Le film de Clément Cogitore est un diamant noir et brut qui explose au visage avec beauté et sauvagerie. Une éruption de cinq minutes, montre en main.
Sans que nous le sachions au départ, nous sommes sur le plateau de l’Opéra Bastille. Un groupe d’individus à capuches forme un cercle dense, au centre duquel des danseurs passent à tour de rôle sur la musique de Jean-Philippe Rameau écrite au XVIIIe, Les Indes Galantes. Télescopage percutant, de style, d’époque, d’univers qui aboutissent à la fusion. La danse qui se déroule sous nos yeux ébahit, c’est du « krump », un sous-genre radical du hip-hop, né dans les ghettos noirs de Los Angeles, fin 1990, en réaction aux provocations et arrestations policières. Danse guerrière, baroque à sa façon, expressive, frénétique, que Clément Cogitore filme avec une force inouïe.

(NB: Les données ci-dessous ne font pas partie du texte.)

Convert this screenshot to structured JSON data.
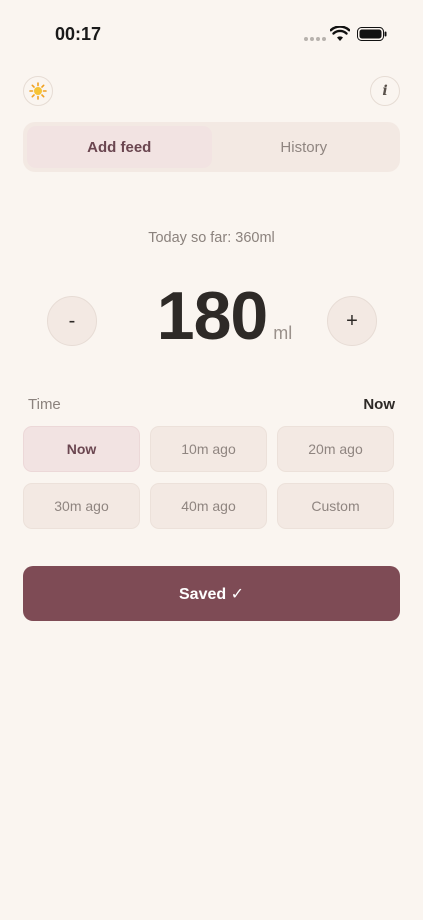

Produit par l’Opéra de Paris dans le cadre de sa plateforme en ligne 3e Scène, ce diamant confirme l’extrême talent du jeune cinéaste mais aussi la force du travail chorégraphique de Bintou Dembele, Grichka et Brahim Rachiki.

Clément Cogitore
Après des études à l’Ecole Supérieure des Arts Décoratifs de Strasbourg, et au Fresnoy - Studio national des arts contemporains, Clément Cogitore développe une pratique à mi-chemin entre cinéma et art contemporain. Mêlant films, vidéos, installations et photographies, son travail met en scène le rapport que nous pouvons entretenir au sacré, à sa dimension ritualisée, dans et par un regard porté sur le monde et son énigme : la nuit originelle du cinéma rejoint la nuit secrète de nos faits et gestes. Son oeuvre est donc à la fois porteuse d’une réflexion sur la visibilité, la place de l’homme dans le monde qu’il façonne, et son ancrage politique dans les espaces qui le conditionnent. Ainsi, en 2015, son premier long métrage Ni le ciel Ni la terre mettait en scène, par la fiction, une quête métaphysique de sens dans un monde en guerre. C’est dans cette perspective qu’il faut aussi découvrir Braguino ou la communauté impossible : Cogitore décrit des points de bascule entre des seuils de civilisation et de croyance.
Ancien pensionnaire de l’Académie de France à Rome-Villa Médicis, ses films ont été sélectionnés dans des festivals internationaux (Cannes, Locarno, Lisbonne, Montréal...) et ont été récompensés à plusieurs reprises. Son travail a également été exposé au Palais de Tokyo, au Centre Georges Pompidou, à la Haus der Kulturen der Welt de Berlin, ou encore au Museum of fine arts de Boston et au MoMA de New-York.